Мужчины, который обещал защитить ее. Если сможет.

Виктория сначала вымылась мылом Габриэля, затем – его шампунем.

Закончив мыться, она подняла лицо под струи летнего ливня и стояла так до тех пор, пока не кончилась вода в термостатическом смесителе.

В течение нескольких коротких мгновений она наслаждалась ощущением чистоты. Но и это, как все в ее жизни, вскоре ушло.

Ее наслаждение.

Ее чистота.

Виктория открыла глаза и устремила взгляд на меднокожую женщину с темными гладкими волосами.

Медные панели были покрыты капельками воды, словно окна после дождя.

Серебристая вода извилистыми ручейками медленно стекала по телу меднокожей женщины; ее очертания были размыты, сюрреалистичны, бесстыдно чувственны.

Женщина перед осуждением мужчиной.

Удивительно, но созерцание меднокожей женщины породило в Виктории чувство вседозволенности. Даже тогда, когда она вышла из медной пещеры, иллюзия силы не пропала.

Бледно-голубое полотенце, висевшее на деревянной вешалке рядом с ванной, было мягким, толстым, дорогим.

Виктория вытерлась полотенцем Габриэля.

Зеркало над мраморной раковиной было запотевшим, не способным изменить бледный образ с темными волосами на меднокожее отражение, как в душе.
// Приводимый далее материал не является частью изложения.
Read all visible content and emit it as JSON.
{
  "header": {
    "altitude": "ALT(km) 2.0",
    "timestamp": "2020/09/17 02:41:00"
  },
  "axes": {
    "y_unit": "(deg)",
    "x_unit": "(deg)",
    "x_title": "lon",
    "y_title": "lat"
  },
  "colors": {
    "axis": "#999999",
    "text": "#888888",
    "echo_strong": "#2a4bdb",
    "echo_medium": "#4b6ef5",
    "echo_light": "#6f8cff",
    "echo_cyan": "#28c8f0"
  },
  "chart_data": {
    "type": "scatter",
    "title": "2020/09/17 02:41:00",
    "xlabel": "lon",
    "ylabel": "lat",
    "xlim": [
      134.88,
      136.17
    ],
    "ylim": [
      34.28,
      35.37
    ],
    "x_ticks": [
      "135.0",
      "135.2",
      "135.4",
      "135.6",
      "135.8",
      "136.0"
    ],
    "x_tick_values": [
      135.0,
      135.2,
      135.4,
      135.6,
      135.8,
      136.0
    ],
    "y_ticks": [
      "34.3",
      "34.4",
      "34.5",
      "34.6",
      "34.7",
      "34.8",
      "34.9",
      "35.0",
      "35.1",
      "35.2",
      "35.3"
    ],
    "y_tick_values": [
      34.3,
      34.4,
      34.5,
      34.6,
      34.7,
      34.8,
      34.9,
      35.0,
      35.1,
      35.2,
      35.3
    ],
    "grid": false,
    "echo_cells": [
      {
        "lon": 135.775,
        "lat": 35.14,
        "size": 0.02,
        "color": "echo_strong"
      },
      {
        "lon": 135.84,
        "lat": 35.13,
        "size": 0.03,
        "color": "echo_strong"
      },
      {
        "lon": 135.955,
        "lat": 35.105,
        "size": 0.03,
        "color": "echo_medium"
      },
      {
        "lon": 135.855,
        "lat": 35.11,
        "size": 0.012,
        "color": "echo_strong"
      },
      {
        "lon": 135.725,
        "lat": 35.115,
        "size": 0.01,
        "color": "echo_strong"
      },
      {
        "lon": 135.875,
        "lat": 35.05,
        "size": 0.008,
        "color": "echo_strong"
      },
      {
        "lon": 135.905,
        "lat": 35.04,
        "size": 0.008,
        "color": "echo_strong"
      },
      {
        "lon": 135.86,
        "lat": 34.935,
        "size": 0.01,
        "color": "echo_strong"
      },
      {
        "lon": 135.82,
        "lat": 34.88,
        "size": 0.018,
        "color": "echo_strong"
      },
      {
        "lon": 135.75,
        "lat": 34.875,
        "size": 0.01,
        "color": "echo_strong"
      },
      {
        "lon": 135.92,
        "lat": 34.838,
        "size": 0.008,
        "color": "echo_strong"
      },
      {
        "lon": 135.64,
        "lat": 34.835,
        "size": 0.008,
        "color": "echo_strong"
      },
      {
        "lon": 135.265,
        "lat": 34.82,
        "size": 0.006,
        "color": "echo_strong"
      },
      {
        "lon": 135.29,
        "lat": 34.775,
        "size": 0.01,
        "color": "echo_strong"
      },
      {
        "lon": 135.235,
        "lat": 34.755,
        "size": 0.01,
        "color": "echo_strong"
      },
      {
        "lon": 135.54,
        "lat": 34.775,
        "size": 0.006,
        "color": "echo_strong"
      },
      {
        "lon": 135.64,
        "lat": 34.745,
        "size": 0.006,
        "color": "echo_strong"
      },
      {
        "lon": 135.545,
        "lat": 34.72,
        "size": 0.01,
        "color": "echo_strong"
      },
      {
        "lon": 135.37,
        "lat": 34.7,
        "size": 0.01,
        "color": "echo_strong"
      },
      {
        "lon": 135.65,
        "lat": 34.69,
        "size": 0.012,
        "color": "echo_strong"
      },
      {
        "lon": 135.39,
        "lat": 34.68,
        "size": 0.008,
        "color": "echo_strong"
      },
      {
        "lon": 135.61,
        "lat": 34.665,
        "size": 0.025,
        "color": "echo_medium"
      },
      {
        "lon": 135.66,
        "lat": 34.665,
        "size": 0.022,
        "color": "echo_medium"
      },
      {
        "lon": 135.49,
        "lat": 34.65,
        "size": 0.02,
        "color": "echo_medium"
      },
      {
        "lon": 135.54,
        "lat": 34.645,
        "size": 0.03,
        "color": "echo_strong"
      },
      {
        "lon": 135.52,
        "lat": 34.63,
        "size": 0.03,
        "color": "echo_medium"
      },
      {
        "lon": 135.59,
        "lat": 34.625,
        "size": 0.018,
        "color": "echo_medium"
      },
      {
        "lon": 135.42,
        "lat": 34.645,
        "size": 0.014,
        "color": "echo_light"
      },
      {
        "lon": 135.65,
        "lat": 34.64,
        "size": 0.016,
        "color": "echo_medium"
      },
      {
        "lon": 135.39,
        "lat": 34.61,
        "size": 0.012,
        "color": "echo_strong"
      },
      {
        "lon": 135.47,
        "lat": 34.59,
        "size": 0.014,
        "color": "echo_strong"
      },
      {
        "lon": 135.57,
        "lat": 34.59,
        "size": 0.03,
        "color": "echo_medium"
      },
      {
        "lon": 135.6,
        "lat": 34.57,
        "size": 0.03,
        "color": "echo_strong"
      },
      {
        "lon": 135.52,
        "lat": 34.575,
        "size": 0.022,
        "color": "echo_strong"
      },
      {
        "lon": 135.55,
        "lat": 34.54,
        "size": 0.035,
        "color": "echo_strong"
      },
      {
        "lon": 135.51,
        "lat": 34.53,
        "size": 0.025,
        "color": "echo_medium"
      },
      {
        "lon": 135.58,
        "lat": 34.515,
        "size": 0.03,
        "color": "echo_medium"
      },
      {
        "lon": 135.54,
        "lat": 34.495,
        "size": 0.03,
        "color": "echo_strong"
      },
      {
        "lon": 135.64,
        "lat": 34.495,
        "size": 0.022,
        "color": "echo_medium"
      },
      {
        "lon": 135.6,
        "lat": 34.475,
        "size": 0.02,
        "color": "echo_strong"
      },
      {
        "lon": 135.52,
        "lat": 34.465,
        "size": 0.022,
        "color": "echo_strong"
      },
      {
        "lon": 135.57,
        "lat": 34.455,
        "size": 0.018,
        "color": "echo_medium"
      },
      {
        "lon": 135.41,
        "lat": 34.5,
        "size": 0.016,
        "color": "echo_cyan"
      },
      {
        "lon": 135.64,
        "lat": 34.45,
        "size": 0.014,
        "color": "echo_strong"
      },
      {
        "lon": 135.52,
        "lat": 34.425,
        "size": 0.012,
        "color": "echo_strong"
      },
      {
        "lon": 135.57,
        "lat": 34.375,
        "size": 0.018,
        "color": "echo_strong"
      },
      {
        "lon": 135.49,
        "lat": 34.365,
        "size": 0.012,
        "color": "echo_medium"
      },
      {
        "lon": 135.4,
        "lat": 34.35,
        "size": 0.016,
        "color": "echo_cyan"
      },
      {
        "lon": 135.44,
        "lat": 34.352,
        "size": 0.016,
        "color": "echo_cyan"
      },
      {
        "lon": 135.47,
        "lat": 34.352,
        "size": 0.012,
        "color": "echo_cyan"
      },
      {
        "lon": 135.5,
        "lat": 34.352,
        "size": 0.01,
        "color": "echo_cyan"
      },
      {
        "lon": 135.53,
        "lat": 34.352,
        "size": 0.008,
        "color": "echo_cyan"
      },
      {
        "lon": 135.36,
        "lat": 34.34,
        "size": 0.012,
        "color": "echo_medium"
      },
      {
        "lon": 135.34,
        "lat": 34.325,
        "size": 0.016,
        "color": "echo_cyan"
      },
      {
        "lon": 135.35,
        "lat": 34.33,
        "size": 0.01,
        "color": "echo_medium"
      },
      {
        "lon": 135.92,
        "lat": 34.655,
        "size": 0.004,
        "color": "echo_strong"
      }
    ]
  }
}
Виктория Чайлдерс на несколько мгновений перестала существовать.

Несколько серебристых волосков застряли между зубьями гребня из слоновой кости.

Резкая боль пронзила ее грудь.

«Вы не хотите меня», – обвинила она Габриэля.

«Вы бы удивились, узнав, чего я хочу», – ответил он.

Виктория причесалась гребнем Габриэля. Ее потемневшие от воды пряди смешались с его серебристыми волосами.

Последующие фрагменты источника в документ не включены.